Der Werwolf: the Annals of Veight, Vol. 3

By Hyougetsu and Nishi(E)da. Released in Japan by Earth Star Entertainment. Released in North America by J-Novel Club. Translated by Ningen.

The author described this as being a “slow” volume, which is a bit of a stretch given that one third of the way in our heroes are fighting a kraken. The plot of this book is essentially “Veight goes around to the rest of the Southern Territories and convinces them to join forces”. One area has the aforementioned kraken that needs to be taken out. Another, a town made of labyrinths designed to trap enemies, is already being targeted by the villainous Senate, and Veight and company have to convince people that a) they’re not responsible for the assassination of the ruler, and b) stop all the assassins who are. Fortunately he has help from a number of old friends as well as a new character, Parker, who is… well, he’s Brook from One Piece. Though he can at least disguise himself as “not a skeleton”. The puns, unfortunately, are still there. That said, does Veight even need help?

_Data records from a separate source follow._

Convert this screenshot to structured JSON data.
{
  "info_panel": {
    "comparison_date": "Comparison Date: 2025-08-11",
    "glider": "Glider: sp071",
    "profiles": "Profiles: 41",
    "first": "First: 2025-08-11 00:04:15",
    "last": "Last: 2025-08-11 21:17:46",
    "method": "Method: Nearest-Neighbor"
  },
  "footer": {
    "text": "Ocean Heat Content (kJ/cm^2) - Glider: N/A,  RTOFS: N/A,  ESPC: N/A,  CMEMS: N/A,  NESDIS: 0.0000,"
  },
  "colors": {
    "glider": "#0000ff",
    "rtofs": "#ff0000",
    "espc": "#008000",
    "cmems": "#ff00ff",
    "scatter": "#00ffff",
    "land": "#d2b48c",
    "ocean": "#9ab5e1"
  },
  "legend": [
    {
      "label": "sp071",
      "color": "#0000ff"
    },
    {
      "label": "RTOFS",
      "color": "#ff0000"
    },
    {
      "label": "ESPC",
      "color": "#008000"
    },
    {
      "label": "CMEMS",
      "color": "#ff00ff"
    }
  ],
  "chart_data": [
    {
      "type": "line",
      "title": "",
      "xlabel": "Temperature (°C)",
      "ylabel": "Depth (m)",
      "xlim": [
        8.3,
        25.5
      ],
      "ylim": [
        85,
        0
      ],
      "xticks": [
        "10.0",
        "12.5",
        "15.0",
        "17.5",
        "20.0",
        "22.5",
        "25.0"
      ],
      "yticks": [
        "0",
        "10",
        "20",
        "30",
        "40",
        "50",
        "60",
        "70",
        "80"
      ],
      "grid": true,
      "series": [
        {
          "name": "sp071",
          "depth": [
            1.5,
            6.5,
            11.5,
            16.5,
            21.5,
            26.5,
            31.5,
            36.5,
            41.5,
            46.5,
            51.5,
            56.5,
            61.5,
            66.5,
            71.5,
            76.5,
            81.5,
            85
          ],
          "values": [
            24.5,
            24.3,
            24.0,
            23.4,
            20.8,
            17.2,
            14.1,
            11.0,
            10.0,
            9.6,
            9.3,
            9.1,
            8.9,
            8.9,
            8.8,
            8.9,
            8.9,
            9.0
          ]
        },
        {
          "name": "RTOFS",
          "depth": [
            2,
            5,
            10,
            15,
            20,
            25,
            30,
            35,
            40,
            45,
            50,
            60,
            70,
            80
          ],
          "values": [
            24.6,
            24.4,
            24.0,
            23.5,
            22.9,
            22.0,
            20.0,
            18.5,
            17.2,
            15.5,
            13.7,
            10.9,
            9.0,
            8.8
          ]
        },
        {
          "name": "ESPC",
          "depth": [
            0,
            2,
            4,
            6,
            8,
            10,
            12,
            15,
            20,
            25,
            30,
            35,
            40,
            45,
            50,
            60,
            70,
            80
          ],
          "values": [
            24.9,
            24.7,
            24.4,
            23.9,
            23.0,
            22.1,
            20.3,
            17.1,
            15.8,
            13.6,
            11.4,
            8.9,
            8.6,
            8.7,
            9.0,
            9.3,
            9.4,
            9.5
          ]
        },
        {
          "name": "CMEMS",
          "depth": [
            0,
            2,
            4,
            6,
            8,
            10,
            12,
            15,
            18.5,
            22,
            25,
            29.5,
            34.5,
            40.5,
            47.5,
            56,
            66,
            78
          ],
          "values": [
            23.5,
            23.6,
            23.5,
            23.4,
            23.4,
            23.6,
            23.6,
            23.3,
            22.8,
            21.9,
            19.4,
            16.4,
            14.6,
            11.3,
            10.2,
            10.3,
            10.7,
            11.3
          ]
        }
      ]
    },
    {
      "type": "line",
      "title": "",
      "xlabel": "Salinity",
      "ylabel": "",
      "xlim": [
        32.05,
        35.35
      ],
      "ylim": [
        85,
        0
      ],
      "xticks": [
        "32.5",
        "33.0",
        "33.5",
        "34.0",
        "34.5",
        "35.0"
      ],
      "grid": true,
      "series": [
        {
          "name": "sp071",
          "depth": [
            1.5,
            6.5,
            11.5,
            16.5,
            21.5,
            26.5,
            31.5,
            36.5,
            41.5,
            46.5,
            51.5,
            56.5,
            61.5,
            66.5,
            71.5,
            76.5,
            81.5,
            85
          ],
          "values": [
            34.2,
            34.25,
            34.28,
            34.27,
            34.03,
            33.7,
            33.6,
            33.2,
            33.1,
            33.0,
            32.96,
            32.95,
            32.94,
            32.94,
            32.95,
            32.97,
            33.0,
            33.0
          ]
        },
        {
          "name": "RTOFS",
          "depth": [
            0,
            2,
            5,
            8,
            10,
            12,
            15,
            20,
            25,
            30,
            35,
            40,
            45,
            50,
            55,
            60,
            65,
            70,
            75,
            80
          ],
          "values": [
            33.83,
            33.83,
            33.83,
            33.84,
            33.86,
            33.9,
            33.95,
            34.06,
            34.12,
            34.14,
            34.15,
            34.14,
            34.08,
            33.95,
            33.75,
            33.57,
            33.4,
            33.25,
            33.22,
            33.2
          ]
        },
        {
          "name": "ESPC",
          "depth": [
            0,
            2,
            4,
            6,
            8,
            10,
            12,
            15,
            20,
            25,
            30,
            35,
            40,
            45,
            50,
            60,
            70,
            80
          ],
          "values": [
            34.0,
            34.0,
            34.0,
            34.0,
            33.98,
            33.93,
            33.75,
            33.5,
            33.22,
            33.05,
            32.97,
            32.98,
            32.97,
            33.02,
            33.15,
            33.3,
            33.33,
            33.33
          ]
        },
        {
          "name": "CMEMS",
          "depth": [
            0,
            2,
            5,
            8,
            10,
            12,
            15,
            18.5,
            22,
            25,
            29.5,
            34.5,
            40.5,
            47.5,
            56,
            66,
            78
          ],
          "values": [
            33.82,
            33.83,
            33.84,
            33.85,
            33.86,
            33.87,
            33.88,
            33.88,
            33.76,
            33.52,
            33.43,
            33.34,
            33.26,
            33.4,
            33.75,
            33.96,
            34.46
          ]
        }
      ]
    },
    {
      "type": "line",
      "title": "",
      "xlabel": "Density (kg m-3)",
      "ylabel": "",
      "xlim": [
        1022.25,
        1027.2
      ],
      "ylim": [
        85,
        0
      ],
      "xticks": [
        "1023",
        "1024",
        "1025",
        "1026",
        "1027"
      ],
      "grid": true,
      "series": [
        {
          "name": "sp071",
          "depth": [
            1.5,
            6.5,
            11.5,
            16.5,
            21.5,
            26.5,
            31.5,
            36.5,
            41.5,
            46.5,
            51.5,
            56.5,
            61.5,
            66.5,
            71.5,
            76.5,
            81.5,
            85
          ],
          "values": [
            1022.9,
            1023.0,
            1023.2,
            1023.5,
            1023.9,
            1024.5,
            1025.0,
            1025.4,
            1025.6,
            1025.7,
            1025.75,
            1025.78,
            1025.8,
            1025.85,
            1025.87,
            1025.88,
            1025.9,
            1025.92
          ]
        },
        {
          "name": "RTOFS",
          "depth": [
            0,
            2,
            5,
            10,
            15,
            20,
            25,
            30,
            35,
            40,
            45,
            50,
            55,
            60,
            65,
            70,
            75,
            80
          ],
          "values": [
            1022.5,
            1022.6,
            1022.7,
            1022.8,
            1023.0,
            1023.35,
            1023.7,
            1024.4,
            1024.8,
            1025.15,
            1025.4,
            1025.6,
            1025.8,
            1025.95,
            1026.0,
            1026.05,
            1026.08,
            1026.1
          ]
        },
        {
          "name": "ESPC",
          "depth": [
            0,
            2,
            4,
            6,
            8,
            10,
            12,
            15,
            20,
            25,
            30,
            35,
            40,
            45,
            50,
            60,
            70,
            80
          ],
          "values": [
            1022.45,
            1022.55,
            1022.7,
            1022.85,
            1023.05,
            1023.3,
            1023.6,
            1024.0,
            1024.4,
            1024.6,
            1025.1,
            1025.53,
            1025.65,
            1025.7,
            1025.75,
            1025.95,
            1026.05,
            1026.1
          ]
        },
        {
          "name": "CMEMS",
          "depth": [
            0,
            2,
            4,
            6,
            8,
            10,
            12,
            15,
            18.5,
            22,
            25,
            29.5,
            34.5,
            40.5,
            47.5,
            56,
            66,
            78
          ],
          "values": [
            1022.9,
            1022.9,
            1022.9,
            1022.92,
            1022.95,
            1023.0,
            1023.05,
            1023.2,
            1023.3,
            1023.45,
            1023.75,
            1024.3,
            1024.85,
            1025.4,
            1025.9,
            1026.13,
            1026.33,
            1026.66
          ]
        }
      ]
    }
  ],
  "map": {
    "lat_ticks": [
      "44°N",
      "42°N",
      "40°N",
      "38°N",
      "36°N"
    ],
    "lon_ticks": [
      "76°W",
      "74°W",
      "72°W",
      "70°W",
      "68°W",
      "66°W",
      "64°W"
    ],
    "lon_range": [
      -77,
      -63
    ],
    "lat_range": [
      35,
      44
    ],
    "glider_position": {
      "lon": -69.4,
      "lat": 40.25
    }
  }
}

Veight continues to be the best reason to read these books. We’re used to harem protagonists that are clueless about the girls who like them, but Der Werwolf has little to no romance as of yet, so with Veight it’s more “he is unaware of his nature”. It’s not clear if he’s doing this deliberately to avoid the issue or not, but Veight’s tendency to pick the most dangerous solution has been noticed by most of his subordinates, and they aren’t very happy. It’s especially funny when he chastises others for the exact same thing, and is somewhat amazed when called out on it. To be fair, Veight probably COULD take out everything that goes against him by himself. We see more of his ludicrous “I can use magic and am also a werwolf” combos here, and they’re enough to get an enemy army to run away in fear.

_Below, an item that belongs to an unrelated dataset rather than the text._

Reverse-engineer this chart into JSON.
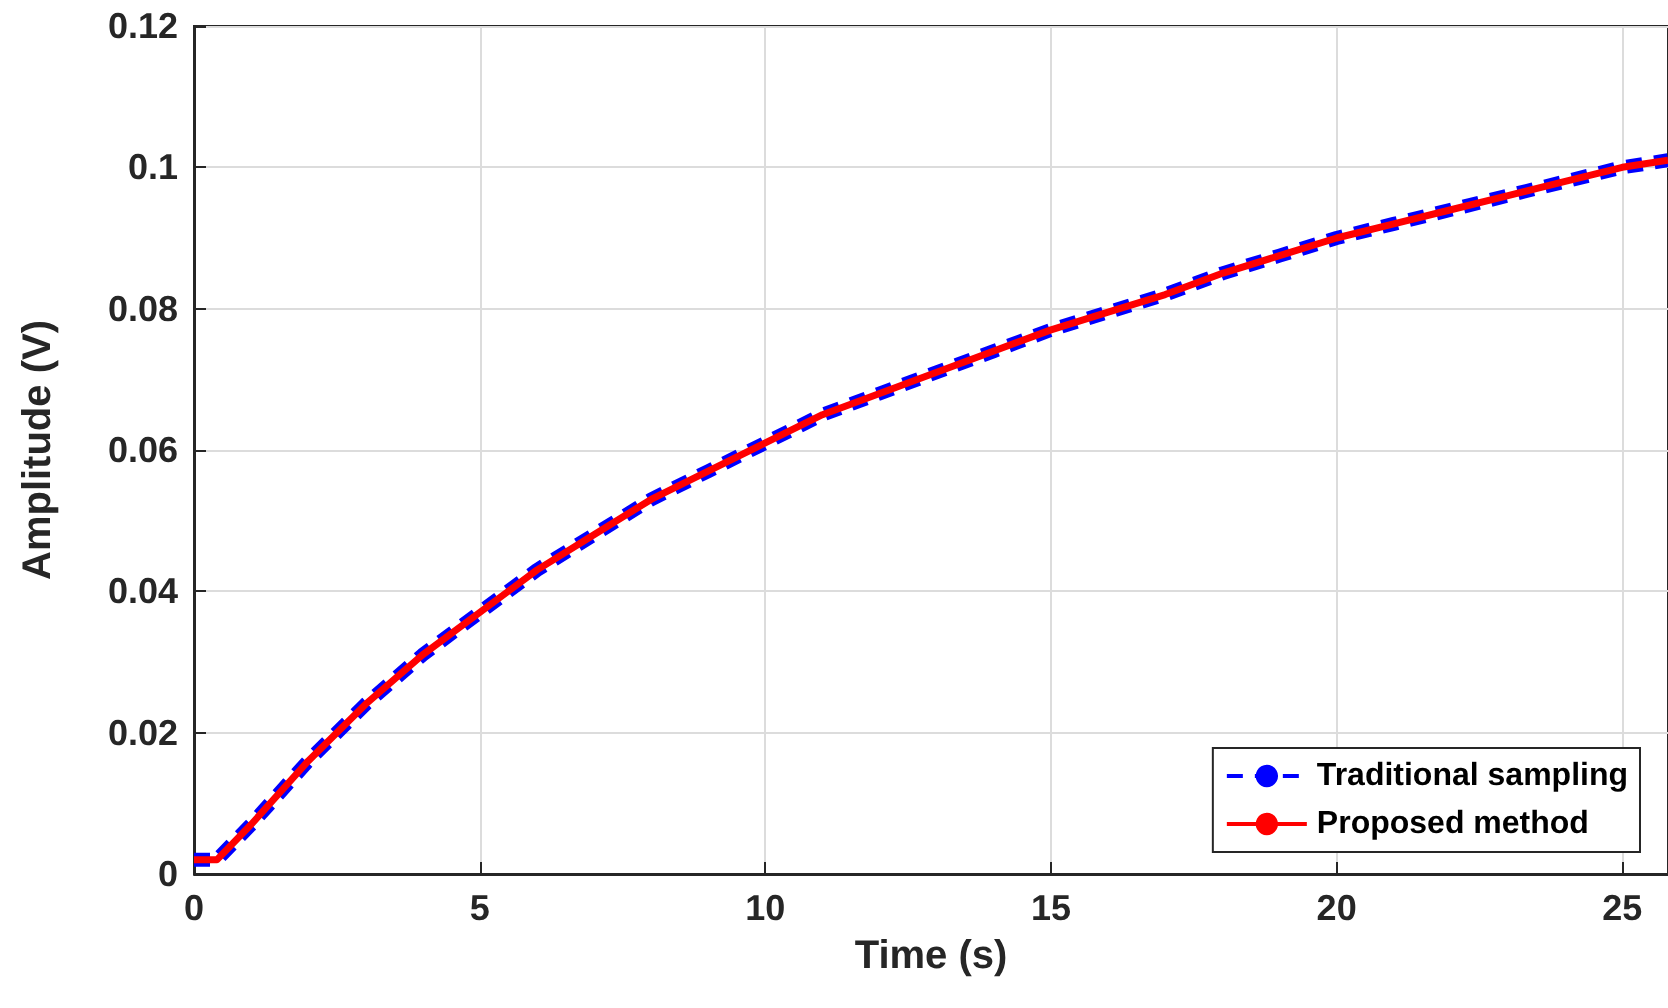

The rest of the characters are not as good as Veight, sadly. I’d mentioned Parker was Brook from One Piece, and am wondering if “undead skeleton + puns” is a thing in Japan. There’s also a viceroy who decides, to make himself stand out, to act flamboyantly gay, and all the little stereotypical tick boxes are checked there, but fortunately he only shows up near the end. And we also get a glimpse of the Senate, which seems evenly divided between “evil” and “stupid AND evil”. Probably the best new character was Shatina, the daughter of the murdered viceroy, who starts off as a terrified teenager but, by the end of the book, has to be talked down from turning her city into a tool to get monstrous revenge on all those who have wronged her. The author would seem to agree, as the short story after the main book has her and Firnir, the centaur girl, bonding as they explore the underground labyrinth below Shatina’s own labyrinth of a city.

Der Werwolf’s most impressive feature continues to be its readability – you never get bogged down in prose the way you do in so many other light novels. I look forward to seeing more of Veight being ridiculously overpowered and totally unaware of it.